Report pegs Jones Library renovation costs at $8M

  • Jones Library JERREY ROBERTS

Staff Writer
Thursday, May 04, 2017

AMHERST — Renovations to the Jones Library building, including repairs needed to meet current building codes and Americans with Disabilities Act requirements, would cost in excess of $8 million, according to a 29-page report from Western Builders of Granby.

The deferred maintenance report, provided to Library Director Sharon Sharry on Monday, will be discussed by library trustees at their meeting Thursday, which begins at 9:05 a.m. in the Goodwin Room at the 43 Amity St. building.

The report comes in advance of the May 10 session of annual Town Meeting, when members will be asked to approve the building program for a potential $35.6 million project to renovate and expand the building, which opened in 1928 and had an addition built in 1993. The new program would create a 65,000-square-foot building that would add 17,000 square feet to the existing building.

Endorsement of the building program would allow trustees to move forward in seeking Massachusetts Board of Library Commissioners funding. The Jones is one of 33 libraries competing for the state money, with five to eight communities invited to go through the process in the first year.

Western Builders’ report shows that 13 capital repairs — including replacing the skylight in the atrium and an elevator near the main entrance, interior and exterior improvements, and mechanical, electrical and plumbing upgrades — would run between $8.1 million and $9.6 million, with the higher cost assuming that library operations would continue on site, necessitating phasing of the work.

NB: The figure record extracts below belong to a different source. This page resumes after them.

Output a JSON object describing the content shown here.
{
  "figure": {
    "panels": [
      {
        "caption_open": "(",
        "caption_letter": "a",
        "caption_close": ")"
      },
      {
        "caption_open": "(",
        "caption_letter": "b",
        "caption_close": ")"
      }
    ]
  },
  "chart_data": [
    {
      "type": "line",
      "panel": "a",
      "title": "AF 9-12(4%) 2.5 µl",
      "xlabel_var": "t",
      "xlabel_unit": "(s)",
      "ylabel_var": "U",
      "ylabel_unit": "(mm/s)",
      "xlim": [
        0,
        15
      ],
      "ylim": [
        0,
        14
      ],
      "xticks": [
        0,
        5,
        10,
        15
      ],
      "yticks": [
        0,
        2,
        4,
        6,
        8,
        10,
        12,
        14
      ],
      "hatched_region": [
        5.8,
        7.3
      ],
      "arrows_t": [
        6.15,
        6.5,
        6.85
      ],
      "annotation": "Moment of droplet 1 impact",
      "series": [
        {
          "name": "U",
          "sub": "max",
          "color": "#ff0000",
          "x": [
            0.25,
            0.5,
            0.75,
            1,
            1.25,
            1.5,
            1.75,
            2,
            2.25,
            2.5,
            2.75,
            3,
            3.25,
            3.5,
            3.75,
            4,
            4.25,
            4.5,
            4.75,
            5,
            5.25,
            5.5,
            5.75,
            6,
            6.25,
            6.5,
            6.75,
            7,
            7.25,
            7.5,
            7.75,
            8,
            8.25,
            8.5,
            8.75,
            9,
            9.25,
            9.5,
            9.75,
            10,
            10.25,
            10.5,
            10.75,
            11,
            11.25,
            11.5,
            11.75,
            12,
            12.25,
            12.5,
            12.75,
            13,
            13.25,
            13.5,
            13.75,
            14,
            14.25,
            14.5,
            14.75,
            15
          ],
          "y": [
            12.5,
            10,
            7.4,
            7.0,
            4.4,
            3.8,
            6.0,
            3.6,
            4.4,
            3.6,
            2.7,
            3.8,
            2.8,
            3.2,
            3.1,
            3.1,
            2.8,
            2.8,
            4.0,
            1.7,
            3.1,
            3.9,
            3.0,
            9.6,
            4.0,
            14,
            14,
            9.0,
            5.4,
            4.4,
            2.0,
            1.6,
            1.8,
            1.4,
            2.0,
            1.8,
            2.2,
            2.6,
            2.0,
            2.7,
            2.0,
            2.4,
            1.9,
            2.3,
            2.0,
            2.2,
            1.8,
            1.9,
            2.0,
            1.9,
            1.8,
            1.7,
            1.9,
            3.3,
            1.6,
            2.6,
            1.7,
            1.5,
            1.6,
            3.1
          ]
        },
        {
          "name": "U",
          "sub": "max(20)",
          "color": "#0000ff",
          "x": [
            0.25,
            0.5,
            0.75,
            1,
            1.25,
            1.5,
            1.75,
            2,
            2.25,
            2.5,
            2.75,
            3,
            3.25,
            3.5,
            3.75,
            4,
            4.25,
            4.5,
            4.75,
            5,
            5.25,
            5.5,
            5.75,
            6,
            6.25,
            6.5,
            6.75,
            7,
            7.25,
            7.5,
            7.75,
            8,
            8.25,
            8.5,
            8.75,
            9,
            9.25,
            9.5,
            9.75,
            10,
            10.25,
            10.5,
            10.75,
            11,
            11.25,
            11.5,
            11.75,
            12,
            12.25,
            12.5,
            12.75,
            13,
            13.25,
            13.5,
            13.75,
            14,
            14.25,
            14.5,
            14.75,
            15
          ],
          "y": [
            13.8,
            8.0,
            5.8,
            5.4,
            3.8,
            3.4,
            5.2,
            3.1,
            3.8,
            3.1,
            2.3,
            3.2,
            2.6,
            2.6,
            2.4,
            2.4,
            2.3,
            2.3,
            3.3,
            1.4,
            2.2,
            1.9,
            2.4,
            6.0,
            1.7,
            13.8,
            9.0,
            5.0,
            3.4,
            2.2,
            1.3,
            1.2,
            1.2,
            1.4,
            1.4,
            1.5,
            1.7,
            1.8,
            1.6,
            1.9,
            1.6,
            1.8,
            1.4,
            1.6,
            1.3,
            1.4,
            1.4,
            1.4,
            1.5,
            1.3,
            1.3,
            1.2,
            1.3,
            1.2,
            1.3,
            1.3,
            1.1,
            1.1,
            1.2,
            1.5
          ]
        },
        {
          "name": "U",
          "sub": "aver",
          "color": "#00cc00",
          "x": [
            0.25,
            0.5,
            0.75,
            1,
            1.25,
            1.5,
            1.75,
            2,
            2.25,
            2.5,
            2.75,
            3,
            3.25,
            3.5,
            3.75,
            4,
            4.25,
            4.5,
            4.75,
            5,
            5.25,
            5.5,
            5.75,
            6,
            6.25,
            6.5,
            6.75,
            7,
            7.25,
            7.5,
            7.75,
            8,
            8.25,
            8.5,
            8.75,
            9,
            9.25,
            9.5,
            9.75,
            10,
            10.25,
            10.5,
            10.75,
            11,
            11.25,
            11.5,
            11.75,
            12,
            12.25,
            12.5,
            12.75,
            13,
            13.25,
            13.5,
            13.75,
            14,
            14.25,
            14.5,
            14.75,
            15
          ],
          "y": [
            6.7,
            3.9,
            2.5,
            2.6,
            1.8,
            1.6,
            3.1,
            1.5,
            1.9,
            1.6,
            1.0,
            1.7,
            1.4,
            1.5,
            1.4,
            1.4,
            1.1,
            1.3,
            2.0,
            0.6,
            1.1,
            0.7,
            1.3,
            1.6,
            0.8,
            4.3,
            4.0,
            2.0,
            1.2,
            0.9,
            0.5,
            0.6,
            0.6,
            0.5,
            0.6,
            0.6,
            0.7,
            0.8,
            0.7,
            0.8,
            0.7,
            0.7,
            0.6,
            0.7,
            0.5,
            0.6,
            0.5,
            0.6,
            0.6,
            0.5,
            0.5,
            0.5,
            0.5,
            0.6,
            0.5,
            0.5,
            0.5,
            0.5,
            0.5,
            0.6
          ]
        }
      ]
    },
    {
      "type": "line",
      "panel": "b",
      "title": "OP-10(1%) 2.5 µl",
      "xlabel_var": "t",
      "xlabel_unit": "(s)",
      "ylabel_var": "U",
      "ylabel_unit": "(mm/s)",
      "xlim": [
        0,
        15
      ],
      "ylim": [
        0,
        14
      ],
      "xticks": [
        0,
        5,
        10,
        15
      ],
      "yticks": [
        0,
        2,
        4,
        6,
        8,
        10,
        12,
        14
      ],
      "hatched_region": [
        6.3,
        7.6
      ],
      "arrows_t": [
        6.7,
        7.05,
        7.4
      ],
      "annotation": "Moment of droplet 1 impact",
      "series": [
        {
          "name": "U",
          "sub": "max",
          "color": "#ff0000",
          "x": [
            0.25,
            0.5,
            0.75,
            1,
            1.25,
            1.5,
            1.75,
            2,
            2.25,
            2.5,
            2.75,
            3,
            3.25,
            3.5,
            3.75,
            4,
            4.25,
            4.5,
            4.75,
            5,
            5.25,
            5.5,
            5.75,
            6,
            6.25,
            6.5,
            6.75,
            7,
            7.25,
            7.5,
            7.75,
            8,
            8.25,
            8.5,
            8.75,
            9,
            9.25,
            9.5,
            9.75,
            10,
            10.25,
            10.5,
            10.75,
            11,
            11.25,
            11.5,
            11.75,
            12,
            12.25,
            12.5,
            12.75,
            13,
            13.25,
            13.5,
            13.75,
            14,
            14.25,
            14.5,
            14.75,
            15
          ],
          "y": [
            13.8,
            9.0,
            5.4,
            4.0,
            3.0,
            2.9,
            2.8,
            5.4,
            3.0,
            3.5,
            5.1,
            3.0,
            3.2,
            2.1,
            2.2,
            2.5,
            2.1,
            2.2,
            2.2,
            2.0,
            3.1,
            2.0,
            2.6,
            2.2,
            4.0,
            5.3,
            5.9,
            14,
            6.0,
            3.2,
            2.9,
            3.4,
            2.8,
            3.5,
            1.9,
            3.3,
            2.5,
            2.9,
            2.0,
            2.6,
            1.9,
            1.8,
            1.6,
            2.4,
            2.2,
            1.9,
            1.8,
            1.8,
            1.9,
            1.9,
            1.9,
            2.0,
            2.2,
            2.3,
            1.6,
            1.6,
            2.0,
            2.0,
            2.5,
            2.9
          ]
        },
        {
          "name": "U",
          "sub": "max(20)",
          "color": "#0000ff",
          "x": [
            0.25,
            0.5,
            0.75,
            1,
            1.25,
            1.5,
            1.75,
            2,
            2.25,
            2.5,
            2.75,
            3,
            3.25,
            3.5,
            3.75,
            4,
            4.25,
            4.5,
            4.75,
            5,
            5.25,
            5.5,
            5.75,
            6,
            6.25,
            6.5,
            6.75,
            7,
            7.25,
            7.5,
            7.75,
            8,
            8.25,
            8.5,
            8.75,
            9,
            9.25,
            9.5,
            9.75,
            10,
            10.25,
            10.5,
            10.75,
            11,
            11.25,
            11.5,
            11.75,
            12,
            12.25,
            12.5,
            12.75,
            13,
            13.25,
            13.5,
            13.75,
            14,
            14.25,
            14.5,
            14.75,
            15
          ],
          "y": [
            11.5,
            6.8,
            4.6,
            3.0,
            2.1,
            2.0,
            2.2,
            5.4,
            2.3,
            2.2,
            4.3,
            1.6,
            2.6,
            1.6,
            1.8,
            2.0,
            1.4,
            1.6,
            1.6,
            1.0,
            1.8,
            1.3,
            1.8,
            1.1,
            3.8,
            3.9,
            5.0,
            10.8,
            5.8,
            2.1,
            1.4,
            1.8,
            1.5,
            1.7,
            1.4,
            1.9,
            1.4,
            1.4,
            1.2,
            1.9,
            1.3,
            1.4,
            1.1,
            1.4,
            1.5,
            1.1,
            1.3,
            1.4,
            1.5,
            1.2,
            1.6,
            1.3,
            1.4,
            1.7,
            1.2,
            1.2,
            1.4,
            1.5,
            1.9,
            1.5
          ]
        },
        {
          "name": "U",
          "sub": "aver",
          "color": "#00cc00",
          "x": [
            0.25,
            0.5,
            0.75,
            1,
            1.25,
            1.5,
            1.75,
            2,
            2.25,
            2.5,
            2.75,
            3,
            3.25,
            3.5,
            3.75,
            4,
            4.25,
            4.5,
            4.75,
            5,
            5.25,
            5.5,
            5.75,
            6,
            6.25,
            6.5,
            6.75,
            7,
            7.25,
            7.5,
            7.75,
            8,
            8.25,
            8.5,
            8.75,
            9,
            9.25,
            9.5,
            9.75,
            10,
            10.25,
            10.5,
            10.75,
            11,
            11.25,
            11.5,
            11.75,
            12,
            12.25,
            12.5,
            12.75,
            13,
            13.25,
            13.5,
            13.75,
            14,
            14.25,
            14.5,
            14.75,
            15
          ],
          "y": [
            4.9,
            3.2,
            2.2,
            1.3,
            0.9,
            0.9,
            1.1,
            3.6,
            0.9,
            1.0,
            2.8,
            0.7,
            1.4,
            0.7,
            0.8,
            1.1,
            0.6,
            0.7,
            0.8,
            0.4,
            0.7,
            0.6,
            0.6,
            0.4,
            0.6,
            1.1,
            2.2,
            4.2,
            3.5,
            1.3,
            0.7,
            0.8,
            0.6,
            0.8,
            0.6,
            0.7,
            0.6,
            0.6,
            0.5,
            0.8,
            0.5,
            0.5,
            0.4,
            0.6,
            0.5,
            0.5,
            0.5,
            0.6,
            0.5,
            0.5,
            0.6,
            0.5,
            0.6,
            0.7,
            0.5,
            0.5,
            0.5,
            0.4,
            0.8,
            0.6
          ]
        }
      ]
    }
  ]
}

If the library gets a state construction grant, the project would come back to the town for around $15 million, with municipal spending on the project up for a vote at the annual Town Meeting in 2018, at the earliest.

Based on the report from Western Builders, which was commissioned in February, the most expensive improvements would be the $3.7 million in mechanical, electrical and plumbing work that would take six months to complete. Interior improvements, such as new carpeting and painting, would cost $2.5 million, over four months, and exterior improvements would be $1.6 million, over 26 weeks.

Replacing the skylight would take 10 weeks at a $567,517 cost, and replacing the south elevator would run $790,105 and 14 weeks.

But the report cautions that cost projections, based on construction work starting in May 2018, may be low. If project costs exceed 30 percent of assessed property value over a three-year period, this would trigger full-scale ADA compliance, which adds significant costs, such as providing wider stacks to accommodate wheelchairs.

Meanwhile, the report also dismisses the possibility of adding a second floor above the atrium to gain space.

“Along with the significant existing exterior architectural roof and facade renovations work that would be required, expansive interior architectural alterations would also be required for access for the new structural work. In summary, the cost of adding this small amount of building floor area would be prohibitively expensive.”